Kadının kas gücü erkeğinkine kıyasla düşük. O yüzden her gün erkek şiddetine uğrayan -ve yine adalete erişimi olmayan- kadın; copundan ve kalkanından güç alıp savunmasız protestocu gençlere, kadınlara şiddet uygulayan polisin tutumu, adaletsizliğin göstergelerinden “güçsüz olana şiddet” kalemine girmiyor mu?

Enflasyon etkisinin alım gücünü anında alıp götürdüğü emekçinin maaşına eklenen “nominal” fazlalık iktidarın boş böbürlenmelerine yol açıyor. Emekçinin ekonomik durumu her gün daha zayıflarken kimi AKP’li çok sayıda maaş alıyor. Nereden mi? Tüm faturalarımıza her gün yenileri eklenen vergilerimizden. Bu ortamda ayrıcalıklı müteahhitlere aksatılmadan ödenen döviz cinsinden köprü-tünel-havaalanı paraları ve onlara yönelik vergi afları, emeğin sömürüsünü sergileyip adalet duygusunu zedelemiyor mu?

Azınlık deyince etnik azınlıkları, Kürtleri mi; yoksa –çoğunluğu oluşturmakla birlikte- AKP’li olmayan tüm yurttaşları mı ele almalı; bilmem. HDP’li seçilmiş belediye başkanlarından yalnızca beş adedi kalmış; geri kalanlarda AKP’li kayyımlar hüküm sürüyor. Eğer AKP’li veya “dinci” olmayıp da iş arayan yurttaşlara göz atacaksak, onların da yolları KPSS ertesi mülakat türünden hileli sınavlarla kesiliyor.

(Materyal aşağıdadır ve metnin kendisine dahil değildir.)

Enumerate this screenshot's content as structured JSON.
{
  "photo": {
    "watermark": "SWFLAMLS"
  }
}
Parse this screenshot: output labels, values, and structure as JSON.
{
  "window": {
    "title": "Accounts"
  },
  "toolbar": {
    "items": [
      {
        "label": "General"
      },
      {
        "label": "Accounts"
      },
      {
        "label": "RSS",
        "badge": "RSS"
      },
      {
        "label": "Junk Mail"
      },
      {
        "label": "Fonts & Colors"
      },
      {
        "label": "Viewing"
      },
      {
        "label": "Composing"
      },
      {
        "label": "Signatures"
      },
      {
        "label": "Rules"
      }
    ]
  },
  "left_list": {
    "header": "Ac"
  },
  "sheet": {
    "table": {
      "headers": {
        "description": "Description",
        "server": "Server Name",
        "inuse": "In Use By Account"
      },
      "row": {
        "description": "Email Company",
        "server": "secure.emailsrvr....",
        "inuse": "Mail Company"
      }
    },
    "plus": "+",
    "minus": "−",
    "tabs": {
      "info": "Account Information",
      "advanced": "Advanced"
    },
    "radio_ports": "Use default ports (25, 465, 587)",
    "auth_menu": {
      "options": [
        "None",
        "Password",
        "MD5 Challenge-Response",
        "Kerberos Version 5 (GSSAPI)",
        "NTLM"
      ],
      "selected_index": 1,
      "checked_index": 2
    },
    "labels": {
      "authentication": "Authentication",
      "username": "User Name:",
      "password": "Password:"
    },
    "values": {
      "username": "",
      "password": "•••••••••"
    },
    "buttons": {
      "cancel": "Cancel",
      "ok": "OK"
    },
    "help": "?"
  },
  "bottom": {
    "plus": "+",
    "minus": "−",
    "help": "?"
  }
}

İnsan haklarından fazlaca söz etmeden hemen Selahattin Demirtaş ve Osman Kavala’yı analım. Avrupa İnsan Hakları Sözleşmesi’ni imzalamadık mı? Seksenlik generaller, ağır hasta Aysel Tuğluk niye tutuklu? Bu insanlara ve ülkeye bunu reva görenleri, bizzat kovuşturulma riskine girmeden nasıl hak ettikleri gibi niteleyebiliriz ki!

Gelecekte…

Birçok toplumun tarihinde şimdi Türkiye’nin içinde bulunduğu türden utandırıcı dönemler olmuştur. Bu dönem de atlatılacaktır ve sorumluları ileride elbette hayırla anılmayacaktır. Örnekleri salt Avrupa ile sınırlı tutacaksak, geçtiğimiz yüzyılda Almanya, İtalya, Yunanistan, İspanya, Portekiz böyle dönemler yaşadı. Şu anda hepsi, o dönemleri, genç kuşaklara kötülük ve ibret malzemesi olarak gösteriyor. Şimdi de, Avrupa’da, bizden başka Macaristan, Polonya, Belarus gibi ülkeler ileride anımsamaktan utanç duyacağı süreçlerden geçiyor.

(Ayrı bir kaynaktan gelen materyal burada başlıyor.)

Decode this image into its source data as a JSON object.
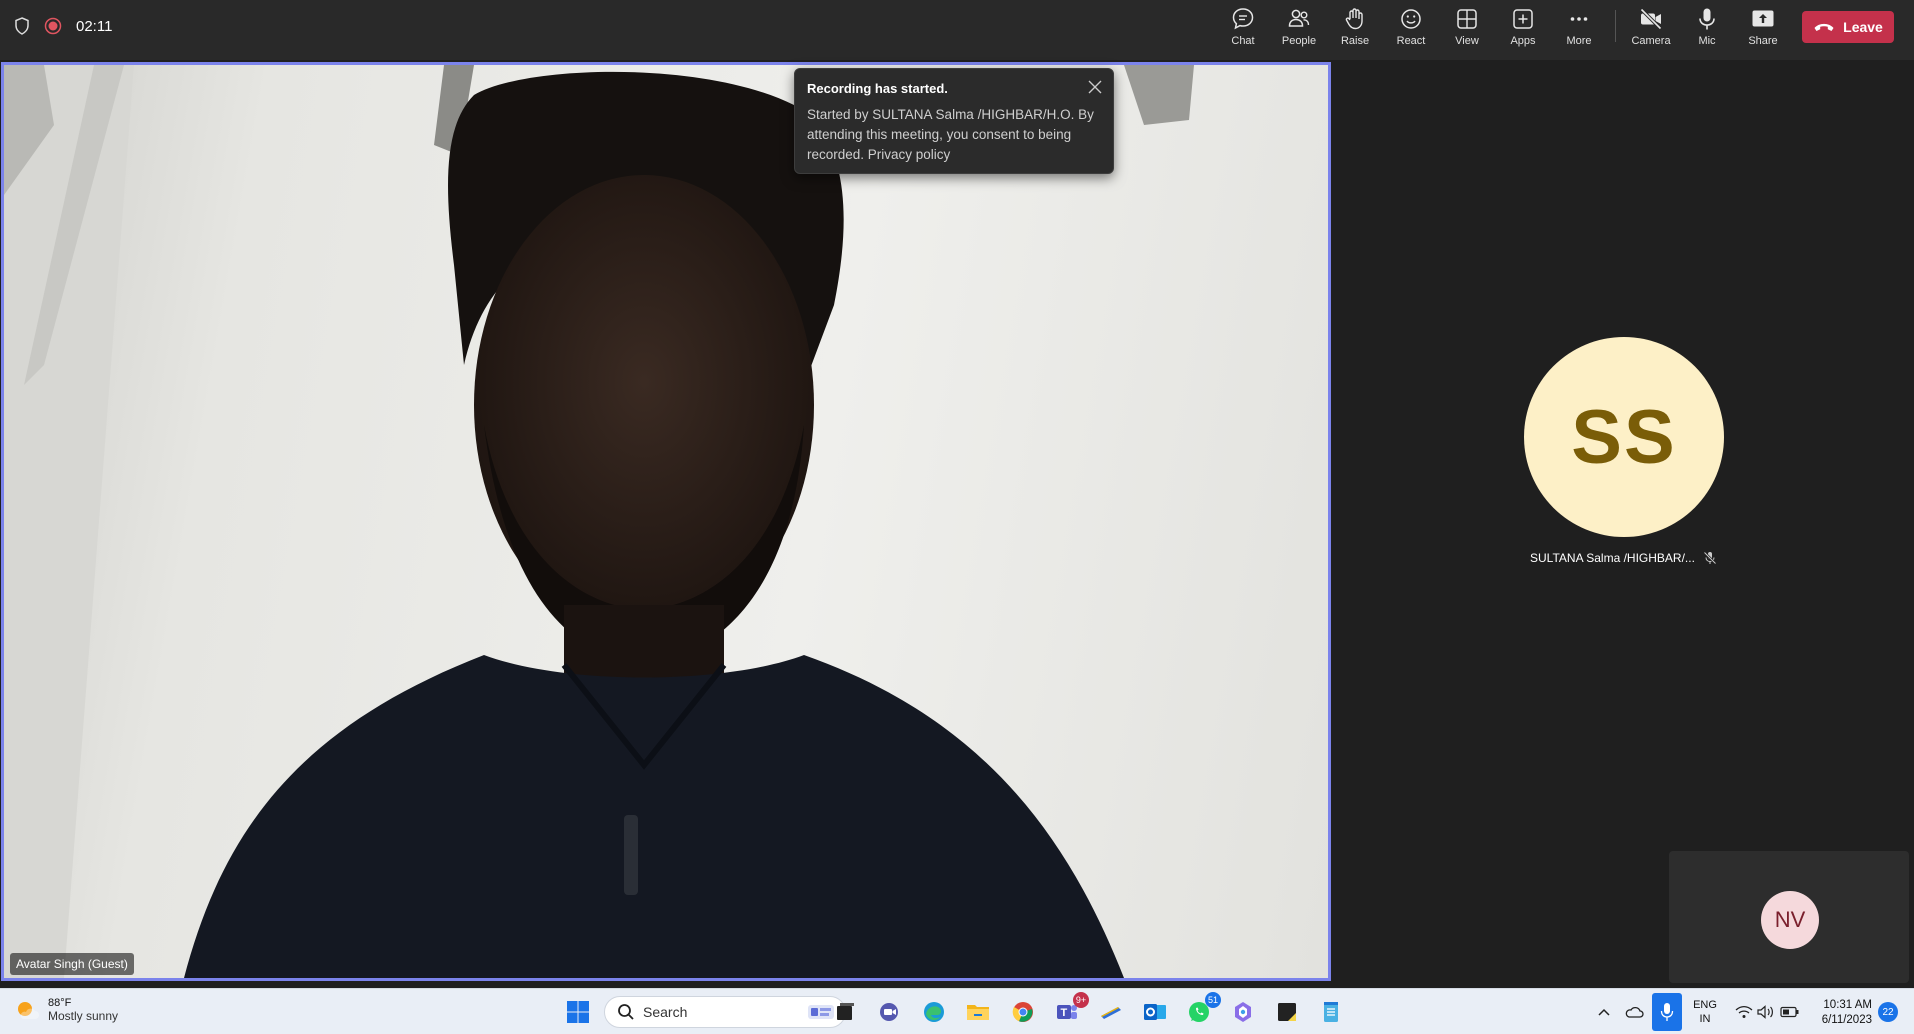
{
  "meeting": {
    "timer": "02:11"
  },
  "toolbar": {
    "items": [
      {
        "label": "Chat",
        "icon": "chat-icon"
      },
      {
        "label": "People",
        "icon": "people-icon"
      },
      {
        "label": "Raise",
        "icon": "hand-icon"
      },
      {
        "label": "React",
        "icon": "smiley-icon"
      },
      {
        "label": "View",
        "icon": "view-grid-icon"
      },
      {
        "label": "Apps",
        "icon": "apps-plus-icon"
      },
      {
        "label": "More",
        "icon": "more-dots-icon"
      },
      {
        "label": "Camera",
        "icon": "camera-off-icon"
      },
      {
        "label": "Mic",
        "icon": "mic-icon"
      },
      {
        "label": "Share",
        "icon": "share-icon"
      }
    ],
    "leave_label": "Leave",
    "leave_color": "#c4314b"
  },
  "main_video": {
    "participant_name": "Avatar Singh (Guest)",
    "highlight_color": "#7b83eb"
  },
  "toast": {
    "title": "Recording has started.",
    "body": "Started by SULTANA Salma /HIGHBAR/H.O. By attending this meeting, you consent to being recorded. Privacy policy"
  },
  "participants": [
    {
      "initials": "SS",
      "name": "SULTANA Salma /HIGHBAR/...",
      "muted": true,
      "avatar_bg": "#fdf0c7",
      "avatar_fg": "#7a5d08"
    },
    {
      "initials": "NV",
      "avatar_bg": "#f5d9dc",
      "avatar_fg": "#7a1f2c"
    }
  ],
  "taskbar": {
    "weather": {
      "temp": "88°F",
      "desc": "Mostly sunny"
    },
    "search_label": "Search",
    "teams_badge": "9+",
    "whatsapp_badge": "51",
    "language": {
      "line1": "ENG",
      "line2": "IN"
    },
    "clock": {
      "time": "10:31 AM",
      "date": "6/11/2023"
    },
    "notification_count": "22"
  }
}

II. Dünya Savaşı sonunda Müttefikler bir yandan, Sovyetler diğer yandan Berlin’e girmek üzereyken iktidarın tepe noktasından ve yandaşlarından zafer naraları duyuluyordu. Bu “tür”den olanlar böyledir. Tarih, onların düşmekteyken “şahlanıp uçtuklarını” ama sonunda çakıldıklarını yazar. Daha sonra özgürlük rüzgarları eser; sanatçılar o güne değin ortaya çıkması engellenen yaratı gücünü özgür bırakır. Bugün bile Nazizm’e, İspanyol İç Savaşı’na ilişkin yazını hala okuyor, filmleri hala izliyoruz.

Türkiye’de de öyle olacak. Bundan yirmi-otuz hatta elli yıl sonra çocuklarımız, torunlarımız bugünün zulme dönüşmüş adaletsizliğini sanatsal çerçevede sergileyen yapıtları görecek, okuyacak, dinleyecek ve izleyecek. Özgürlüğün ve demokrasinin tadını çıkararak hem de! Onlar demokrasiyi, yalnızca bir büyük önderin –değeri bilinememiş- armağanı gibi değil; direnç ve çabalarıyla bu kez onu gerçekten özümseyip hak etmiş insanların çocukları olarak yaşayacaklar!